Denn wie der Verband wird die gesamte brasilianische Lebensmittelindustrie derzeit völlig überrascht von der plötzlichen Genehmigungsflut aus Russland: 80 Schlachtereien, Milch- und Geflügelproduzenten haben jetzt auf einen Schlag das O.K. für Exporte nach Russland bekommen. Seit Jahren feilscht Brasilien mühselig mit dem Handelspartner um Quoten und sanitäre Auflagen.
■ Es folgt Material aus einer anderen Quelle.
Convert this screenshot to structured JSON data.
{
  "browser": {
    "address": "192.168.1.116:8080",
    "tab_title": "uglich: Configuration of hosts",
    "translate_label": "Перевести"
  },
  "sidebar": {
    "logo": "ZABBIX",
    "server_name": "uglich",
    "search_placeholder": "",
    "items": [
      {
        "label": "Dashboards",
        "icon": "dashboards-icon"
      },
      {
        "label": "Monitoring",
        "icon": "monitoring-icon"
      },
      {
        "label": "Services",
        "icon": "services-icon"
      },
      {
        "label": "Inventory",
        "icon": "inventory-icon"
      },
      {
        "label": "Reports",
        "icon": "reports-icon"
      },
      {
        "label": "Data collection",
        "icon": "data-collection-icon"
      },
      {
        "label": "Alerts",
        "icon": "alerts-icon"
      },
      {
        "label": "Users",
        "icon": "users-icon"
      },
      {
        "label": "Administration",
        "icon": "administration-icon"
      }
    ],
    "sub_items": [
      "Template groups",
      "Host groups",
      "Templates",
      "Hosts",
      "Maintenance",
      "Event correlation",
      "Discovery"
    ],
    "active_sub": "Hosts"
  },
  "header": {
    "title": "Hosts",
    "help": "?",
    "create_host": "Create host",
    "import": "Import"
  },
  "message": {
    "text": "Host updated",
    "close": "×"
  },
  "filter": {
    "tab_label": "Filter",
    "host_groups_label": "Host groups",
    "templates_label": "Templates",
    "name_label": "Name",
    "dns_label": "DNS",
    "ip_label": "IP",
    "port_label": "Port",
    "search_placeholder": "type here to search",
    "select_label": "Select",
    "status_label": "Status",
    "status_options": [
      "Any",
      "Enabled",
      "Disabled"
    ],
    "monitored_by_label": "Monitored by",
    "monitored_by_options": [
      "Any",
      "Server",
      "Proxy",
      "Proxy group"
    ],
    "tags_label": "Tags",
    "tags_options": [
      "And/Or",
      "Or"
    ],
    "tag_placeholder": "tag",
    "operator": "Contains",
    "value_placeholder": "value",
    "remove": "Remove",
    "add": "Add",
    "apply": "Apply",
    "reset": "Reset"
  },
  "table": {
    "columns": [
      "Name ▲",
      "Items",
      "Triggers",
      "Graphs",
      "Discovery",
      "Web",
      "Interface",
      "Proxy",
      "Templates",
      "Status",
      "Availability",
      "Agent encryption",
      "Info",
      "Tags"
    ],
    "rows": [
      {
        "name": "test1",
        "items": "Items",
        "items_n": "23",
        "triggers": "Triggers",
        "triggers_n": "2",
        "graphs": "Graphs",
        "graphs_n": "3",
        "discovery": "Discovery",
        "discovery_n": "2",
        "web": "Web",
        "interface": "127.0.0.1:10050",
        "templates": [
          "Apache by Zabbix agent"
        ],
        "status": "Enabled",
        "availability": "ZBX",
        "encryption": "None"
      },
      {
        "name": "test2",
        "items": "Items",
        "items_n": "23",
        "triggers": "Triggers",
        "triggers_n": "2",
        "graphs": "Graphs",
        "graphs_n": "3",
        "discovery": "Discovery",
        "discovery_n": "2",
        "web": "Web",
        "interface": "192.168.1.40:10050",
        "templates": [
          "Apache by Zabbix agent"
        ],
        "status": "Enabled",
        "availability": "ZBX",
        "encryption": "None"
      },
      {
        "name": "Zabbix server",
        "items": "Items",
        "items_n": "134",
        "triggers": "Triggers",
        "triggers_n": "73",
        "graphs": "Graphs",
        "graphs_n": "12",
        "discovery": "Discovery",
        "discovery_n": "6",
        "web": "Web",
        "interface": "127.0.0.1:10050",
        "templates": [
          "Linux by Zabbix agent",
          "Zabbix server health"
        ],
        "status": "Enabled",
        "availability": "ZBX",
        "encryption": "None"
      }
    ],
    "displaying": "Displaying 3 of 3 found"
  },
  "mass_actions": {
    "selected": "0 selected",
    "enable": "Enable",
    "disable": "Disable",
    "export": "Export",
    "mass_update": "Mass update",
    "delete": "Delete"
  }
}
Russland hatte vor drei Jahren genauso unerwartet Schweinefleischimporte aus Brasilien gesperrt – und sich seitdem trotz aller Bemühungen der Brasilianer unnachgiebig gezeigt, diese zu lockern. „Doch seit Mai hat sich die Stimmung bei den Russen gedreht“, erklärte der brasilianische Landwirtschaftsminister Neri Geller.

Über Nacht hätten die Russen ihre Widerstände gegen brasilianische Lebensmittelexporte aufgegeben. Bereits im Juni erhielten fünf große Fleischproduzenten Brasiliens Exportlizenzen für den russischen Markt. Die Fleischexporte nach Russland haben sich seit März verdoppelt. Rund 300 Millionen Dollar könnten Brasiliens Hühnermäster kurzfristig durch die Hühnerschlegelexporte mehr einnehmen.

Russlands Präsident Wladimir Putin hatte am Mittwoch als Reaktion auf die westlichen Sanktionen Einfuhrverbote für Agrarprodukte aus den USA und den Ländern der Europäischen Union angeordnet. Dimitri Medwedew sagte: „Wir haben bis zum letzten Augenblick gehofft, dass unsere ausländischen Kollegen begreifen, dass Sanktionen in eine Sackgasse führen.“ Jetzt müsse Russland reagieren. Die Importe – Fleisch, Fisch, Milch, Milchprodukten, Obst und Gemüse – sollten für bis zu einem Jahr verboten werden. Stattdessen will Moskau nun Lebensmittel aus der Türkei, ehemaligen Sowjetrepubliken und Lateinamerika importieren.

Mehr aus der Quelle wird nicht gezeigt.